Les tables peuvent être qualifiées d’horizontal, dans lequel une cohorte réelle d’individus âgés égales sont suivies depuis le début de leur vie jusqu'à la mort, ou vertical, où les fréquentes échantillons sont prélevés à travers le temps d’une population avec une structure d’âge présumé de stable et puis vitaux est déduites des cohortes mathématiquement construit2,15. Le type de table de survie qui peut être déployée dépend de la nature de l’insecte. Tables de vie horizontale peuvent souvent être développées pour insectes univoltins (une génération par an), alors qu’une telle approche peut être très difficile pour un insecte multivoltines avec multiple et générations chaque année largement imbriquées. Une multitude de méthodes d’analyse ont été proposées et utilisées pour élaborer des tableaux de vie verticale pour les populations d’insectes (voir Southwood2 pour des exemples). La méthodologie a démontré ici permet le développement horizontal, fondées sur une cohorte des tables de survie dans le domaine des insectes multivoltines avec les caractéristiques du cycle de vie spécifique, notamment, la présence de stades sessiles. La méthode est démontrée pour un ravageur clé en coton comme système modèle.

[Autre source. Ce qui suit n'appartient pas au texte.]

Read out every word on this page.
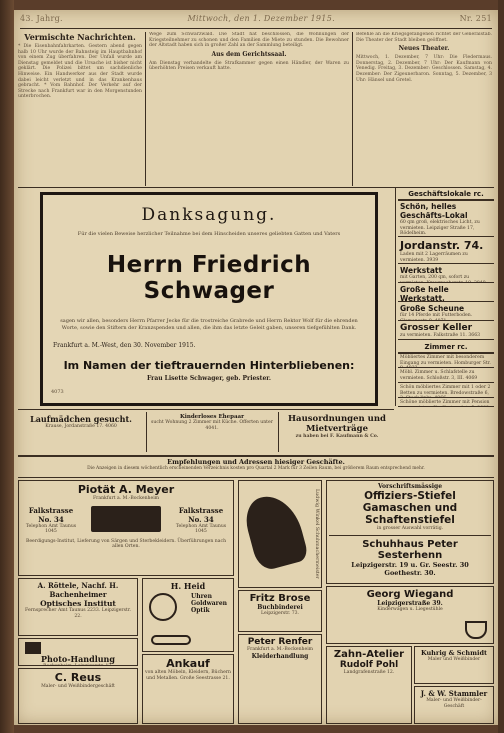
43. Jahrg.	Mittwoch, den 1. Dezember 1915.	Nr. 251
Vermischte Nachrichten.
* Die Eisenbahnfahrkarten. Gestern abend gegen halb 10 Uhr wurde der Bahnsteig im Hauptbahnhof von einem Zug überfahren. Der Unfall wurde am Dienstag gemeldet und die Ursache ist bisher nicht geklärt. Die Polizei bittet um sachdienliche Hinweise. Ein Handwerker aus der Stadt wurde dabei leicht verletzt und in das Krankenhaus gebracht. * Vom Bahnhof. Der Verkehr auf der Strecke nach Frankfurt war in den Morgenstunden unterbrochen.
Wege zum Schwarzwald. Die Stadt hat beschlossen, die Wohnungen der Kriegsteilnehmer zu schonen und den Familien die Miete zu stunden. Die Bewohner der Altstadt haben sich in großer Zahl an der Sammlung beteiligt.
Aus dem Gerichtssaal.
Am Dienstag verhandelte die Strafkammer gegen einen Händler, der Waren zu überhöhten Preisen verkauft hatte.
Befehle an die Kriegsgefangenen richtet der Generalstab. Die Theater der Stadt bleiben geöffnet.
Neues Theater.
Mittwoch, 1. Dezember, 7 Uhr: Die Fledermaus. Donnerstag, 2. Dezember, 7 Uhr: Der Kaufmann von Venedig. Freitag, 3. Dezember: Geschlossen. Samstag, 4. Dezember: Der Zigeunerbaron. Sonntag, 5. Dezember, 3 Uhr: Hänsel und Gretel.
Danksagung.
Für die vielen Beweise herzlicher Teilnahme bei dem Hinscheiden unseres geliebten Gatten und Vaters
Herrn Friedrich Schwager
sagen wir allen, besonders Herrn Pfarrer Jecke für die trostreiche Grabrede und Herrn Rektor Wolf für die ehrenden Worte, sowie den Stiftern der Kranzspenden und allen, die ihm das letzte Geleit gaben, unseren tiefgefühlten Dank.
Frankfurt a. M.-West, den 30. November 1915.
Im Namen der tieftrauernden Hinterbliebenen:
Frau Lisette Schwager, geb. Priester.
4073
Geschäftslokale rc.
Schön, helles Geschäfts-Lokal
60 qm groß, elektrisches Licht, zu vermieten. Leipziger Straße 17, Rödelheim.
Jordanstr. 74.
Laden mit 2 Lagerräumen zu vermieten. 3939
Werkstatt
mit Garten, 200 qm, sofort zu
Große helle Werkstatt,
Große Scheune
für 14 Pferde mit Futterboden.
Grosser Keller
zu vermieten. Falkstraße 11. 3663
Zimmer rc.
Möbliertes Zimmer mit besonderem Eingang zu vermieten. Homburger Str.
Möbl. Zimmer u. Schlafstelle zu vermieten. Schloßstr. 3, III. 4069
Schön möbliertes Zimmer mit 1 oder 2 Betten zu vermieten. Bredowstraße 6,
Schöne möblierte Zimmer mit Pension
Laufmädchen gesucht.
Krause, Jordanstraße 17. 4060
Kinderloses Ehepaar
sucht Wohnung 2 Zimmer mit Küche. Offerten unter 4041.
Hausordnungen und Mietverträge
zu haben bei F. Kaufmann & Co.
Empfehlungen und Adressen hiesiger Geschäfte.
Die Anzeigen in diesem wöchentlich erscheinenden Verzeichnis kosten pro Quartal 2 Mark für 3 Zeilen Raum, bei größerem Raum entsprechend mehr.
Piotät A. Meyer
Frankfurt a. M.-Bockenheim
Falkstrasse No. 34
Telephon Amt Taunus 1045
Falkstrasse No. 34
Telephon Amt Taunus 1045
Beerdigungs-Institut, Lieferung von Särgen und Sterbekleidern. Überführungen nach allen Orten.	Ludwig Winkel Schuhmachermeister
Vorschriftsmässige
Offiziers-Stiefel
Gamaschen und
Schaftenstiefel
in grosser Auswahl vorrätig.
Schuhhaus Peter Sesterhenn
Leipzigerstr. 19 u. Gr. Seestr. 30
Goethestr. 30.
A. Röttele, Nachf. H. Bachenheimer
Optisches Institut
Fernsprecher Amt Taunus 2233. Leipzigerstr. 22.
H. Heid
Uhren
Goldwaren
Optik
Photo-Handlung
C. Reus
Maler- und Weißbindergeschäft
Ankauf
von alten Möbeln, Kleidern, Büchern und Metallen. Große Seestrasse 21.
Fritz Brose
Buchbinderei
Leipzigerstr. 73.
Peter Renfer
Frankfurt a. M.-Bockenheim
Kleiderhandlung
Georg Wiegand
Leipzigerstraße 39.
Kinderwagen u. Liegestühle
Zahn-Atelier
Rudolf Pohl
Landgrafenstraße 12.
Kuhrig & Schmidt
Maler und Weißbinder
J. & W. Stammler
Maler- und Weißbinder-Geschäft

L’aleurode, Bemisia tabaci biotype B (= Bemisia argentifolii, Moyen-Orient-Asie mineure 116) est un ravageur global de l’agriculture que les répercussions négatives sur le rendement et la qualité dans nombreuses cultures agronomiques et horticoles, y compris protégé des systèmes agricoles dans les régions tempérées,17. Les impacts se produisent en raison de phloème qui perturbe le flux des éléments nutritifs, d’étiologie inconnue, causée par l’alimentation larvaire, transmission de nombreux virus végétaux et effets de qualité de récolte en raison de la déposition du miellat18,19 , les troubles d’alimentation . L’insecte a une vaste gamme d’hôtes et multivoltines, ayant jusqu'à 12-13 générations par an selon la région et de ressources alimentaires disponibles20. Défis de gestion sont également exacerbées par son fort potentiel reproducteur, sa capacité à se disperser et de migrer au sein et entre les systèmes agricoles, son manque d’une phase de repos (diapause ou estivation) et la décision de développer rapidement une résistance aux insecticides utilisés pour répression21,22.

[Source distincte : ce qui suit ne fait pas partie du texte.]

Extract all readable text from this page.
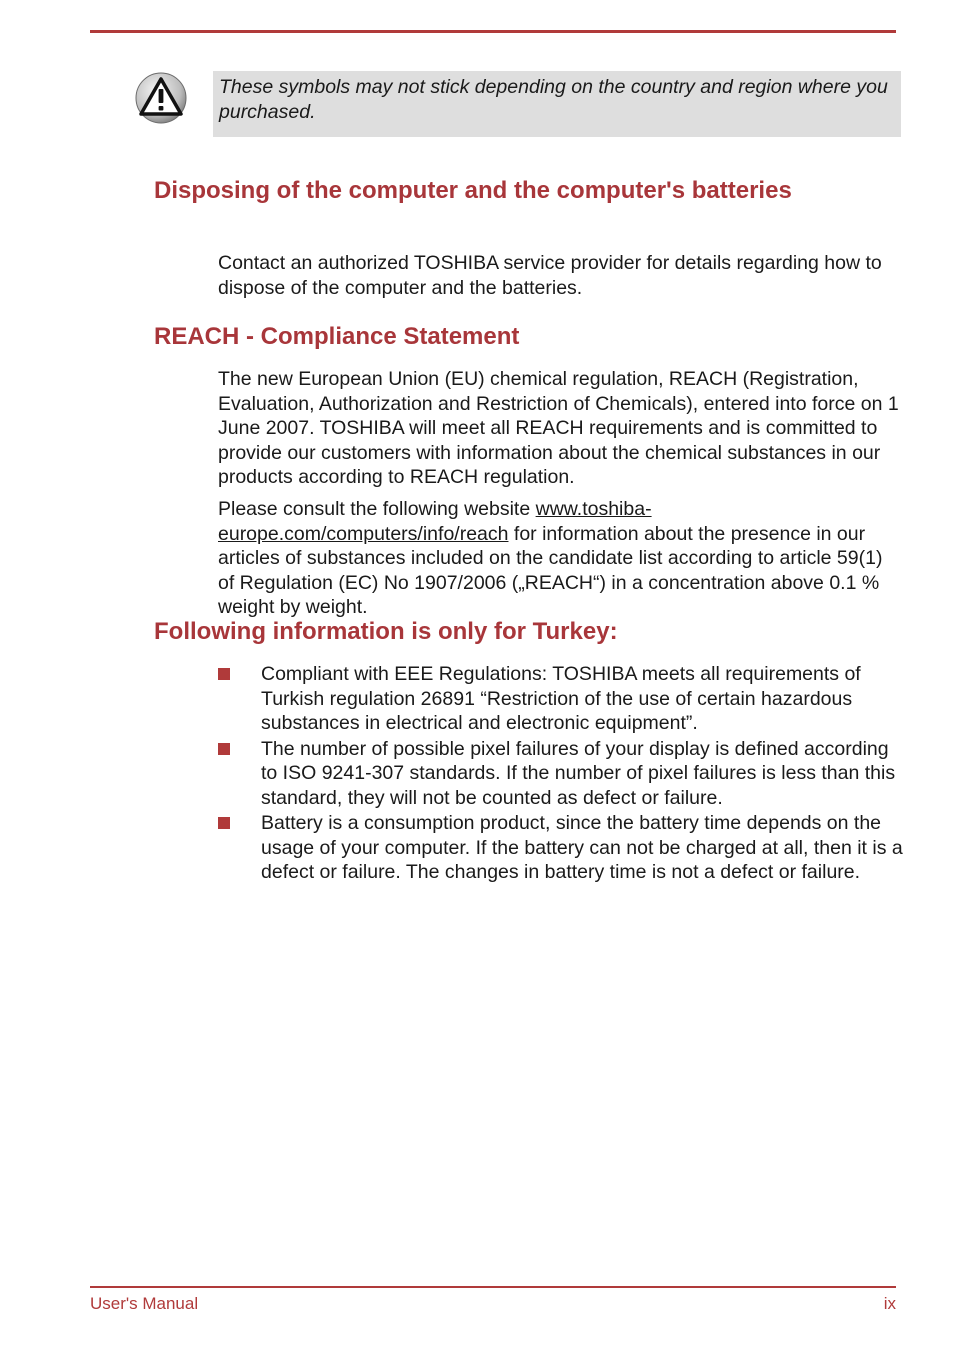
These symbols may not stick depending on the country and region where you purchased.

Disposing of the computer and the computer's batteries

Contact an authorized TOSHIBA service provider for details regarding how to dispose of the computer and the batteries.

REACH - Compliance Statement

The new European Union (EU) chemical regulation, REACH (Registration, Evaluation, Authorization and Restriction of Chemicals), entered into force on 1 June 2007. TOSHIBA will meet all REACH requirements and is committed to provide our customers with information about the chemical substances in our products according to REACH regulation.

Please consult the following website www.toshiba-europe.com/computers/info/reach for information about the presence in our articles of substances included on the candidate list according to article 59(1) of Regulation (EC) No 1907/2006 („REACH“) in a concentration above 0.1 % weight by weight.

Following information is only for Turkey:
Compliant with EEE Regulations: TOSHIBA meets all requirements of Turkish regulation 26891 “Restriction of the use of certain hazardous substances in electrical and electronic equipment”.
The number of possible pixel failures of your display is defined according to ISO 9241-307 standards. If the number of pixel failures is less than this standard, they will not be counted as defect or failure.
Battery is a consumption product, since the battery time depends on the usage of your computer. If the battery can not be charged at all, then it is a defect or failure. The changes in battery time is not a defect or failure.
User's Manual	ix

Des progrès considérables accomplis dans l’élaboration des stratégies de lutte antiparasitaire intégrée (LAI) pour gérer efficacement et économiquement les populations de ce ravageur dans les cultures touchées23,24,25. Ces systèmes de gestion reposaient sur une bonne compréhension fondamentale de la dynamique des populations de b. tabaci et tables de survie ont été une technique clée qui ont permis à cette compréhension. En Arizona, les tables de survie ont permis l’estimation et l’identification des forces importantes de mortalité de b. tabaci dans plusieurs cultures systèmes13,26, ont permis à la mesure de la dynamique de la mortalité comparativement à stratégies de gestion, y compris les effets non ciblés des insecticides14, ont fourni un moyen d’estimer les effets potentiels de non-cible fonctionnelles du coton transgénique produisant des protéines insecticides27, ont pris en charge rigoureuses évaluation d’une lutte biologique classique programme28 (Naranjo, données inédites) et aidé à explorer les effets comparatifs de top-down et bottom-up effets ravageurs dynamique29. Toutes ces applications ont déployé la méthodologie décrite ici. La méthode pourrait être utile pour l’étude de l’écologie des populations d’insectes dans un certain nombre de systèmes naturels et aménagés.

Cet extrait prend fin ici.